A friend, knowing that Dr. Tom’s Classroom is all about helping people pass the PE Exam, sent me an article titled “5 Scientific Steps to Ace Your Next Exam,” where “Scientific” refers to “Cognitive Science.” It was interesting that these 5 steps are right in line with the steps we emphasize in our courses. Here are the 5 steps:

Step 1: When to Study and How Much

Certainly the more you study the better you will do on an exam. However, spreading out your time rather than cramming it into one long session is best. The author calls this “spacing.” This is what we recommend in the Dr. Tom courses, and in fact provide a weekly 5-day study plan. Cognitive science also shows that you should cover each topic 5 times before the exam. In the Dr. Tom courses we provide more than 5 learning opportunities with Lessons, Lesson Problems, Bonus Problems, Challenge Problems, and Assessment Problems, then at the end of each 5 weeks a Practice Exam is provided and then 2 Practice Exams at the end of the course.

Step 2: What to Study and How to Do It

In a cognitive science experiment, students were separated into 4 groups: those that would do a single review, those that repeatedly reviewed the information, those who worked on free recall of the information in a mock test (meaning you don’t look at your notes), and those who were to create a concept or mind map. At the beginning of the experiment the students were asked which group would do best and which would do worse. Their answer was logical, those that created a map and did repeated reviews would do best, and those that did a free recall/mock test would do worse. As it turned out, the opposite was true. In cognitive science this is called the “testing effect,” which basically means “testing” beats “review.” In the Dr. Tom courses there is much free recall/mock testing.

Step 3: What Kinds of Practice to Do

The most valuable are mock tests which are identical in style to the test you will actually take. Then problems in the class you are going to take the exam. If time, generate questions yourself. The Practice Exams in Dr. Tom’s courses follow the first principle to a tee. As said earlier, Dr. Tom’s courses have Practice Exams at the end of each 5 week period plus 2 Practice exams at the end of the course.

Step 4: Make Sure You Really Understand

Unless you understand the core concepts of a topic, you may fool yourself into thinking you know the material. This is why the Lessons in the Dr. Tom’s courses are so important. They take start with the underlying principles and then build on those with supporting examples and practice problems. Solving problems without this understanding may compromise your success on the actual exam.

Step 5: Beat Anxiety by Simulating the Exam First

As the article says, “Big exams come with big anxiety.” And the PE Exam may be the hardest exam an engineer will take. Literally the “Big One!” The article recommends, and so do we at Dr. Tom’s Classroom, that you take the Practice Exams in as close an environment as possible.
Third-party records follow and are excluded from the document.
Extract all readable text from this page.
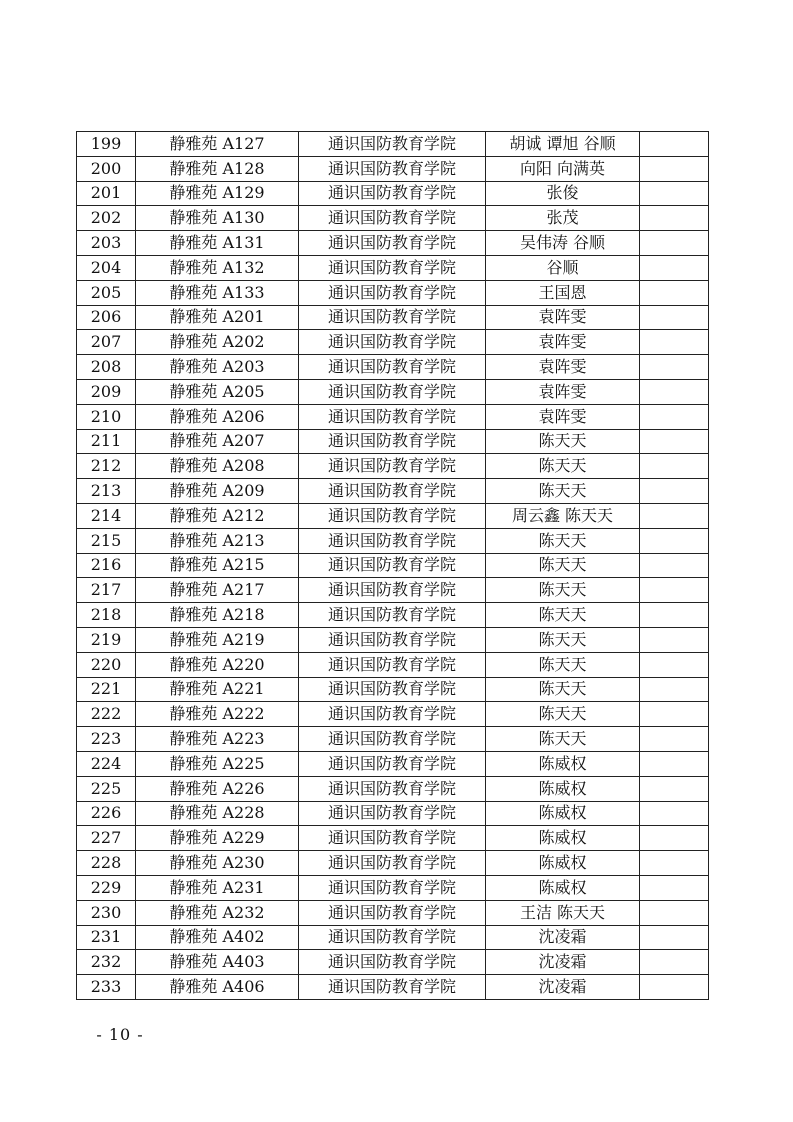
199	静雅苑 A127	通识国防教育学院	胡诚 谭旭 谷顺	
200	静雅苑 A128	通识国防教育学院	向阳 向满英	
201	静雅苑 A129	通识国防教育学院	张俊	
202	静雅苑 A130	通识国防教育学院	张茂	
203	静雅苑 A131	通识国防教育学院	吴伟涛 谷顺	
204	静雅苑 A132	通识国防教育学院	谷顺	
205	静雅苑 A133	通识国防教育学院	王国恩	
206	静雅苑 A201	通识国防教育学院	袁阵雯	
207	静雅苑 A202	通识国防教育学院	袁阵雯	
208	静雅苑 A203	通识国防教育学院	袁阵雯	
209	静雅苑 A205	通识国防教育学院	袁阵雯	
210	静雅苑 A206	通识国防教育学院	袁阵雯	
211	静雅苑 A207	通识国防教育学院	陈天天	
212	静雅苑 A208	通识国防教育学院	陈天天	
213	静雅苑 A209	通识国防教育学院	陈天天	
214	静雅苑 A212	通识国防教育学院	周云鑫 陈天天	
215	静雅苑 A213	通识国防教育学院	陈天天	
216	静雅苑 A215	通识国防教育学院	陈天天	
217	静雅苑 A217	通识国防教育学院	陈天天	
218	静雅苑 A218	通识国防教育学院	陈天天	
219	静雅苑 A219	通识国防教育学院	陈天天	
220	静雅苑 A220	通识国防教育学院	陈天天	
221	静雅苑 A221	通识国防教育学院	陈天天	
222	静雅苑 A222	通识国防教育学院	陈天天	
223	静雅苑 A223	通识国防教育学院	陈天天	
224	静雅苑 A225	通识国防教育学院	陈威权	
225	静雅苑 A226	通识国防教育学院	陈威权	
226	静雅苑 A228	通识国防教育学院	陈威权	
227	静雅苑 A229	通识国防教育学院	陈威权	
228	静雅苑 A230	通识国防教育学院	陈威权	
229	静雅苑 A231	通识国防教育学院	陈威权	
230	静雅苑 A232	通识国防教育学院	王洁 陈天天	
231	静雅苑 A402	通识国防教育学院	沈凌霜	
232	静雅苑 A403	通识国防教育学院	沈凌霜	
233	静雅苑 A406	通识国防教育学院	沈凌霜	
- 10 -
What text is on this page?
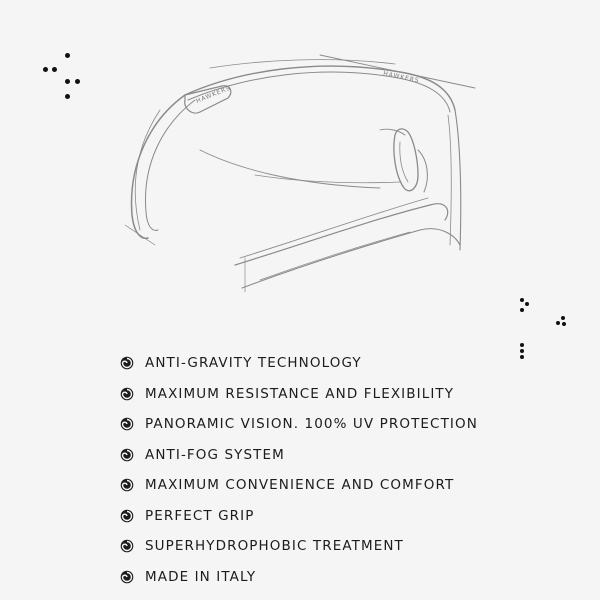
HAWKERS
HAWKERS
ANTI-GRAVITY TECHNOLOGY
MAXIMUM RESISTANCE AND FLEXIBILITY
PANORAMIC VISION. 100% UV PROTECTION
ANTI-FOG SYSTEM
MAXIMUM CONVENIENCE AND COMFORT
PERFECT GRIP
SUPERHYDROPHOBIC TREATMENT
MADE IN ITALY
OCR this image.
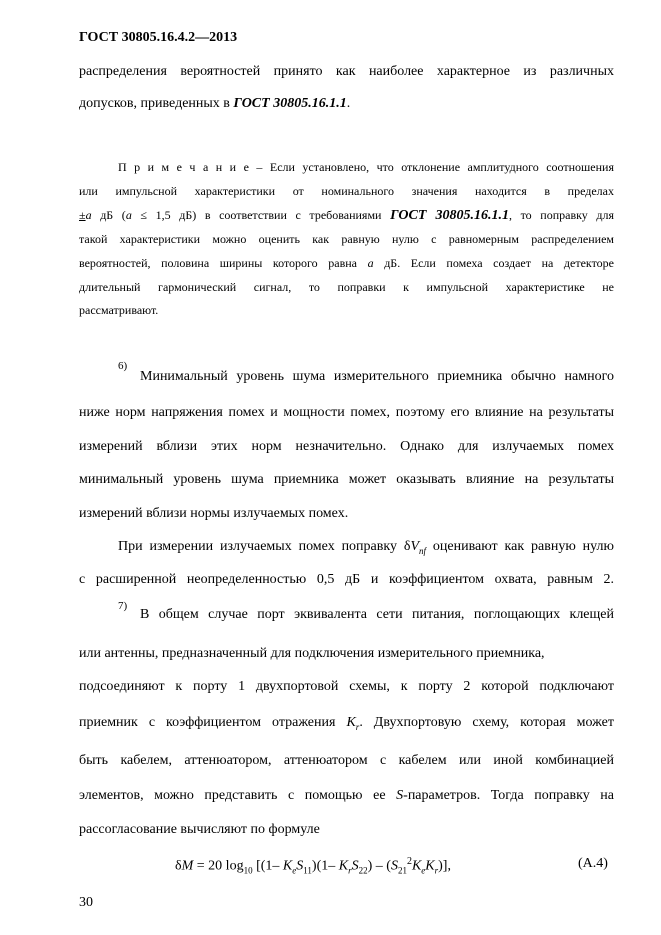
ГОСТ 30805.16.4.2—2013
распределения вероятностей принято как наиболее характерное из различных
допусков, приведенных в ГОСТ 30805.16.1.1.
П р и м е ч а н и е – Если установлено, что отклонение амплитудного соотношения
или импульсной характеристики от номинального значения находится в пределах
±a дБ (a ≤ 1,5 дБ) в соответствии с требованиями ГОСТ 30805.16.1.1, то поправку для
такой характеристики можно оценить как равную нулю с равномерным распределением
вероятностей, половина ширины которого равна a дБ. Если помеха создает на детекторе
длительный гармонический сигнал, то поправки к импульсной характеристике не
рассматривают.
6)
Минимальный уровень шума измерительного приемника обычно намного
ниже норм напряжения помех и мощности помех, поэтому его влияние на результаты
измерений вблизи этих норм незначительно. Однако для излучаемых помех
минимальный уровень шума приемника может оказывать влияние на результаты
измерений вблизи нормы излучаемых помех.
При измерении излучаемых помех поправку $\delta V_{nf}$ оценивают как равную нулю
с расширенной неопределенностью 0,5 дБ и коэффициентом охвата, равным 2.
7)
В общем случае порт эквивалента сети питания, поглощающих клещей
или антенны, предназначенный для подключения измерительного приемника,
подсоединяют к порту 1 двухпортовой схемы, к порту 2 которой подключают
приемник с коэффициентом отражения $K_r$. Двухпортовую схему, которая может
быть кабелем, аттенюатором, аттенюатором с кабелем или иной комбинацией
элементов, можно представить с помощью ее S-параметров. Тогда поправку на
рассогласование вычисляют по формуле
δM = 20 $\log_{10} [(1-$ $K_eS_{11})(1-$ $K_rS_{22}) - (S_{21}^2K_eK_r)$],	(А.4)
30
Same materials and time constraint. These exams are timed and present the questions to you on your screen, just like the PE Exam. Our participants tell us that this style of practice really helped relieve their test anxiety and prepared them for success.

I also like to recommend that you minimize your studying the week before the exam, and especially the day before the exam. Follow these 5 Steps, then take a break, knowing you’re well prepared. Go into the exam with a clear mind and a calm spirit.